Neustadt v. Skernswell
Before: Fred, Wood
WOOD (Fred B.), J. The main question is whether or not this action, commenced October 31, 1950, is barred by the statute of limitations.*
Plaintiff seeks his alleged share of a sum of money which represents the proceeds of the sale of real property which stood in the name of defendant Skernswell but in which plaintiff claims to have had a one-half interest.
The sale was conducted pursuant to an interlocutory decree in a suit for the partition of said real property which plaintiff brought against defendant Skernswell in 1940. After said sale, the interlocutory decree -was reversed upon appeal. (Neusted v. Skernswell (May 29, 1945), 69 Cal.App.2d 361 [159 P.2d 49]. The remittitur went down July 31, 1945.) Later, in September, 1949, the partition suit was dismissed for lack of prosecution, the dismissal being affirmed upon appeal. (Neustadt v. Skernswell (August 31, 1950), 99 Cal.App.2d 293 [221 P.2d 694].)
The trial court has correctly found that the cause of action pleaded by the plaintiff herein is predicated upon the cause of action set forth in the partition suit. Plaintiff does not challenge that finding.
[165]Accordingly, we start with the premise that plaintiff’s cause of action, if any he has, arose at least as early as the date of the filing of the partition suit, May 29, 1940, 10 years and five months prior to the filing of the present action. Plaintiff has advanced four theories for the tolling of the statute.
The referee and receiver appointed by the court to conduct the sale deposited the down payment with a bank, in his name as referee and receiver.
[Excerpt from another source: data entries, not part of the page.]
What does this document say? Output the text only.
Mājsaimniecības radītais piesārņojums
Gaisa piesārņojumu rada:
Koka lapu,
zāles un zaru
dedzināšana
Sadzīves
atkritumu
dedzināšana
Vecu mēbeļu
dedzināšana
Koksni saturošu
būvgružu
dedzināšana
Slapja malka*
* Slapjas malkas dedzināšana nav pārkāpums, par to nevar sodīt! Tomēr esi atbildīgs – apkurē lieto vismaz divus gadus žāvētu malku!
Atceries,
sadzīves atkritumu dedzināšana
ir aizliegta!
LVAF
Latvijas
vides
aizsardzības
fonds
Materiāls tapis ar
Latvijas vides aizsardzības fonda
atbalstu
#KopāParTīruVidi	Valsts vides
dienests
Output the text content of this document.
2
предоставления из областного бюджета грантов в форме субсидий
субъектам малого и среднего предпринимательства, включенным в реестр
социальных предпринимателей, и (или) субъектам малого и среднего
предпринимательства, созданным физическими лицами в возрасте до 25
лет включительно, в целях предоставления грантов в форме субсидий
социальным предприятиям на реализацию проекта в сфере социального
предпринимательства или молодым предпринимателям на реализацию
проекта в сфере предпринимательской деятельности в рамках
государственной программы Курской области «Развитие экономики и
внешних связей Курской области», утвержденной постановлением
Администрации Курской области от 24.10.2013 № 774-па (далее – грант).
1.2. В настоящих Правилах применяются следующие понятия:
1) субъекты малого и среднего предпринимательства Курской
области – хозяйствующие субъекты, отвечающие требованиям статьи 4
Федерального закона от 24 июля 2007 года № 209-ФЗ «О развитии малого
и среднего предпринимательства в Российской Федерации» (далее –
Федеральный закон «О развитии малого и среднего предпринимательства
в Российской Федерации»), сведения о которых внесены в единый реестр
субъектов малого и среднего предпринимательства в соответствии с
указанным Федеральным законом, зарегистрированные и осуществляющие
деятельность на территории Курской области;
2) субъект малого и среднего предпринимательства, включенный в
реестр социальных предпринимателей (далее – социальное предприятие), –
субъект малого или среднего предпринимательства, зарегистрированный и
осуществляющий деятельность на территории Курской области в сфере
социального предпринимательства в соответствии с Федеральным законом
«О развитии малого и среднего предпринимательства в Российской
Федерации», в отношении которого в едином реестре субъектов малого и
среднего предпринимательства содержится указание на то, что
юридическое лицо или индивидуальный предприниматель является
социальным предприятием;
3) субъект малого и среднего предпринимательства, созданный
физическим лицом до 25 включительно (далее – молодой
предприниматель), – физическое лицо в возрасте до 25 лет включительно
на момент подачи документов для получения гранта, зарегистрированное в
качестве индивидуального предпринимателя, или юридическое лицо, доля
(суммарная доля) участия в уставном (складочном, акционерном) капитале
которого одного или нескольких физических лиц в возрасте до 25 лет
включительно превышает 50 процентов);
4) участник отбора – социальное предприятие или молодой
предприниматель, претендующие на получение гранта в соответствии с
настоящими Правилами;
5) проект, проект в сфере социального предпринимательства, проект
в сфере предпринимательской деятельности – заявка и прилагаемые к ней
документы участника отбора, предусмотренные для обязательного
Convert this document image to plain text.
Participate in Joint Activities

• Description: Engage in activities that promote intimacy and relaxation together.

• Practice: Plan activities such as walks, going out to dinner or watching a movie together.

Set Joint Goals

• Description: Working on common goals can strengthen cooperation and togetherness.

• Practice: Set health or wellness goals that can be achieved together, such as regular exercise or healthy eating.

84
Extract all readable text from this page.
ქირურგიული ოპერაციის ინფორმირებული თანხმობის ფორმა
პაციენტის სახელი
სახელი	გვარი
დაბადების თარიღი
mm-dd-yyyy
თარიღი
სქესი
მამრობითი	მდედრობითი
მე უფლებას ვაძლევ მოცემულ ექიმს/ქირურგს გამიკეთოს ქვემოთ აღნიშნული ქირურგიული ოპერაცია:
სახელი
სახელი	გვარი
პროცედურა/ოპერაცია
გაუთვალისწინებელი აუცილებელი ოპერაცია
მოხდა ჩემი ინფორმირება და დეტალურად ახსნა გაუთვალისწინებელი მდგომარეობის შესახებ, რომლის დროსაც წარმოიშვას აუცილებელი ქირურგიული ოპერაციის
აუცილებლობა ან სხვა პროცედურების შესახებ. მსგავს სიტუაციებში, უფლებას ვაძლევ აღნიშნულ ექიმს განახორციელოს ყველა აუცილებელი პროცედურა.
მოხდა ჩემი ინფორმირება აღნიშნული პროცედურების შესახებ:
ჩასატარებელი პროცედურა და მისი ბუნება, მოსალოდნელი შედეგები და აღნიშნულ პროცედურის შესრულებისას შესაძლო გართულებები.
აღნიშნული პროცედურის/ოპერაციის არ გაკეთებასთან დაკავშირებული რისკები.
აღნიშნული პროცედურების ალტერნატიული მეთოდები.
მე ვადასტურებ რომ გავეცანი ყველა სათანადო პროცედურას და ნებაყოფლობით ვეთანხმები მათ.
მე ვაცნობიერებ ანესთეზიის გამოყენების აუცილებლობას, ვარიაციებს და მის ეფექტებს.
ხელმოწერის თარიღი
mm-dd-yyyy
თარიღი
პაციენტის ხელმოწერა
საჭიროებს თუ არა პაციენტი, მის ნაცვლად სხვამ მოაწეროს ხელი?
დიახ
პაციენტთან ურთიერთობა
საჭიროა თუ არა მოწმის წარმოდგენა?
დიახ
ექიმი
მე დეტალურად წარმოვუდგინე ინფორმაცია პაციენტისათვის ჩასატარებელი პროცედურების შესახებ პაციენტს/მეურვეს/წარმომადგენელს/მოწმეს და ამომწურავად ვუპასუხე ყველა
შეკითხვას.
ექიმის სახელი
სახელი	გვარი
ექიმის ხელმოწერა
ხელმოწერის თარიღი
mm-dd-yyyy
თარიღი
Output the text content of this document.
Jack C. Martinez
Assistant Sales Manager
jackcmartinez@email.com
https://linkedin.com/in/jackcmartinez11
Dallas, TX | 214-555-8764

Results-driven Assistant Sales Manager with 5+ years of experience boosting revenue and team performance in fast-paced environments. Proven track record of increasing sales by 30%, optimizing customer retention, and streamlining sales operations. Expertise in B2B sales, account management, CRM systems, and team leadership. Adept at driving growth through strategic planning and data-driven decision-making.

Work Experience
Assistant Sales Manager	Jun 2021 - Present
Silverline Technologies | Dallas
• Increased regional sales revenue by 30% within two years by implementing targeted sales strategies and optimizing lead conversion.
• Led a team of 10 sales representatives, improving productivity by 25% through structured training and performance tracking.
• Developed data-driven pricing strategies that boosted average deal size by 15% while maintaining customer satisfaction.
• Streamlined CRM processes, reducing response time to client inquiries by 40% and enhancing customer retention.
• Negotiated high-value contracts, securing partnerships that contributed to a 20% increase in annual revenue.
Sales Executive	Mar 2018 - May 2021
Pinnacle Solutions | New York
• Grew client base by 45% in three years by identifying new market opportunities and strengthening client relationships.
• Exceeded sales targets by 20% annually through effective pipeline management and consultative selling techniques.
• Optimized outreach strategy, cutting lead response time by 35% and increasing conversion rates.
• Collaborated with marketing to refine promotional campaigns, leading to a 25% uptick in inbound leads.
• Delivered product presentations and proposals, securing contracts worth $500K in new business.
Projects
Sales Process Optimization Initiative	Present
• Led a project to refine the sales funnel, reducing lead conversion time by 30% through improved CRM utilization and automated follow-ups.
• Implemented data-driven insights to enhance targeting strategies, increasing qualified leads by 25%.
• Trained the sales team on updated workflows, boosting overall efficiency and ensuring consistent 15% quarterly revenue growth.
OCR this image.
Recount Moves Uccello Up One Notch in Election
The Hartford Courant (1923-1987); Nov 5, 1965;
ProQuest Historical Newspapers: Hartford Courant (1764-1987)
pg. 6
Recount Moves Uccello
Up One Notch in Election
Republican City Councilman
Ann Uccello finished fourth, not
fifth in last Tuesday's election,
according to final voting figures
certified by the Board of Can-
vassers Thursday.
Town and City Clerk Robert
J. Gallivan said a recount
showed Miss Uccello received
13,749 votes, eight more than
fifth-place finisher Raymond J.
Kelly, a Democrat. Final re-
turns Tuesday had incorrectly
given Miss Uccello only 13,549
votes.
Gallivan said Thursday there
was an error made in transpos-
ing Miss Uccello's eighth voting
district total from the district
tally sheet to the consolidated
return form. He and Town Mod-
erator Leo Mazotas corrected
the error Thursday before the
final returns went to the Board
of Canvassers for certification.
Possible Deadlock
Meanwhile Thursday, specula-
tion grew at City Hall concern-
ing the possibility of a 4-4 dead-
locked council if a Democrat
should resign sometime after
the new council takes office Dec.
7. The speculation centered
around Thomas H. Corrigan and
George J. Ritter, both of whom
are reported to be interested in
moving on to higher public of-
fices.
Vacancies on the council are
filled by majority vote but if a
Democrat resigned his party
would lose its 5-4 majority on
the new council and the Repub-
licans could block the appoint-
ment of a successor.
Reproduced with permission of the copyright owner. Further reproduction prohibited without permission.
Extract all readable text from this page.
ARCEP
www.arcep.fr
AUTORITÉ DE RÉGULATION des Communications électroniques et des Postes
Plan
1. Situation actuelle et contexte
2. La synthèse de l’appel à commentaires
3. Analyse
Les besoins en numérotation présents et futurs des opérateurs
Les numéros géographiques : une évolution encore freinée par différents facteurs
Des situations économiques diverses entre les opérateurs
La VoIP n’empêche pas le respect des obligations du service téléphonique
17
The remainder of the purchase price was paid in escrow to a title company, which still holds it.
As to the latter amount, plaintiff claims section 348 of the Code of Civil Procedure applies, which declares there is no limitation to an action “brought to recover money or other property deposited with any bank, banker, trust company, building and. loan association, or savings and loan society.” But this is not such an action, even if we assume that the title company in question is the kind of financial institution which comes within the purview of section 348. This is an action to declare a resulting trust or for the partitioning of funds held by the title company as a mere stakeholder. It is not an action to recover money or other property deposited with a bank, within the meaning of section 348. (See Bell v. Bank of California, 153 Cal. 234, 242 [94 P. 889].) Indeed, the title company is not even a party to this action.